While sycophantic chatbots have previously been shown to contribute to negative outcomes such as self-harm or violence in vulnerable populations, the Stanford study shows it may also be extending some effects to everyone else.

The study found subjects exposed to just one affirming response to their bad behavior were less willing to take responsibility for their actions and repair their interpersonal conflicts while also making them more likely to believe they were right.

To obtain this result, researchers conducted a three-part study in which they measured AI’s sycophancy based on a dataset of nearly 12,000 social prompts that they ran through 11 leading AI models including Anthropic’s Claude, Google’s Gemini, and OpenAI’s ChatGPT. Even when researchers asked the AI models to judge posts from the subreddit AITA (Am I the Asshole) in which Reddit users had said the poster was wrong, the large language models still said the poster was right 51% of the time.

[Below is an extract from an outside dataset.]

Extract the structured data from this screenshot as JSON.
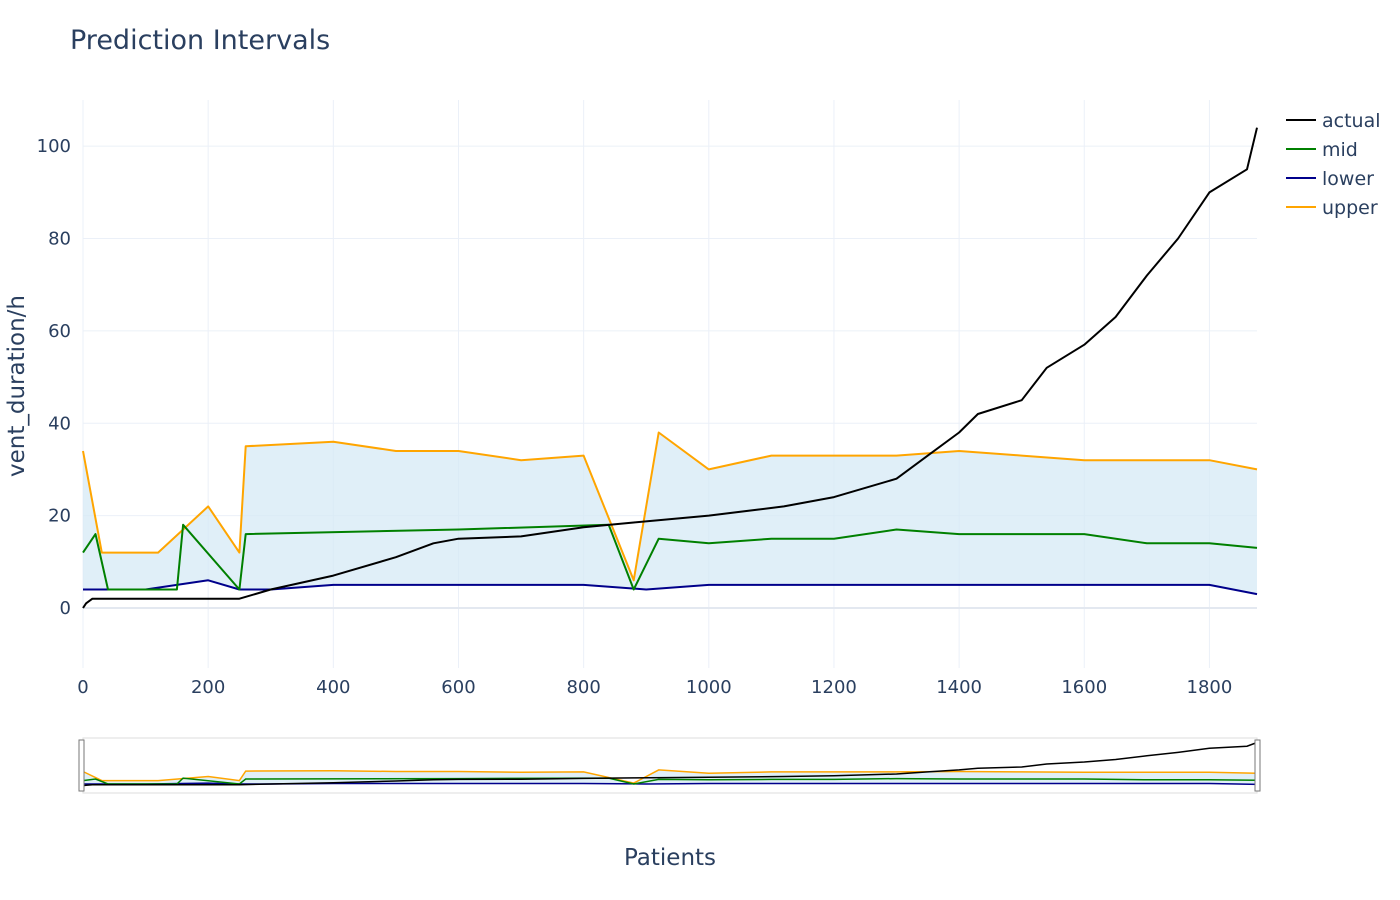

The study’s lead author, Stanford computer science PhD candidate Myra Cheng, said the results are worrying, especially for young people who, she noted, are turning to AI to try to solve their relationship problems.

“I worry that people will lose the skills to deal with difficult social situations,” Cheng told Stanford Report.

The AI study comes as government officials decide how involved regulators should be with overseeing AI. Several states, including Tennessee and Oregon, have passed their own laws on AI in the absence of federal regulations. Still, the White House last week put out a framework that, if taken up by Congress, would create a national AI policy and would preempt states’ “patchwork” of rules. 

To test human reactions to sycophantic AI, researchers studied the reactions of just over 2,400 human participants interacting with AI. First, 1,605 participants were asked to imagine they were the author of a post based on the AITA subreddit that was deemed wrong by other humans on the subreddit but deemed right by AI. The participants then either read the sycophantic AI response or a non-sycophantic response that was based on human feedback. Another 800 participants talked with either a sycophantic or non-sycophantic AI model about a real conflict in their own lives before being asked to write a letter to the other person involved in their conflict.

Participants who received validating AI responses were measurably less likely to apologize, admit fault, or seek to repair their relationships. Even when users recognize models as sycophantic, the AI’s responses still affect them, said the study’s co–lead author, Stanford computer science and linguistics professor Dan Jurafsky.

“What they are not aware of, and what surprised us, is that sycophancy is making them more self-centered, more morally dogmatic,” Jurafsky told Stanford Report.

Surprisingly, in the Stanford study, when the researchers asked the study’s human subjects to rate the objectiveness of both sycophantic and non-sycophantic AI responses, they rated them about the same, meaning it’s possible users could not tell the sycophantic model was being overly agreeable.

“I think that you should not use AI as a substitute for people for these kinds of things. That’s the best thing to do for now,” said Cheng.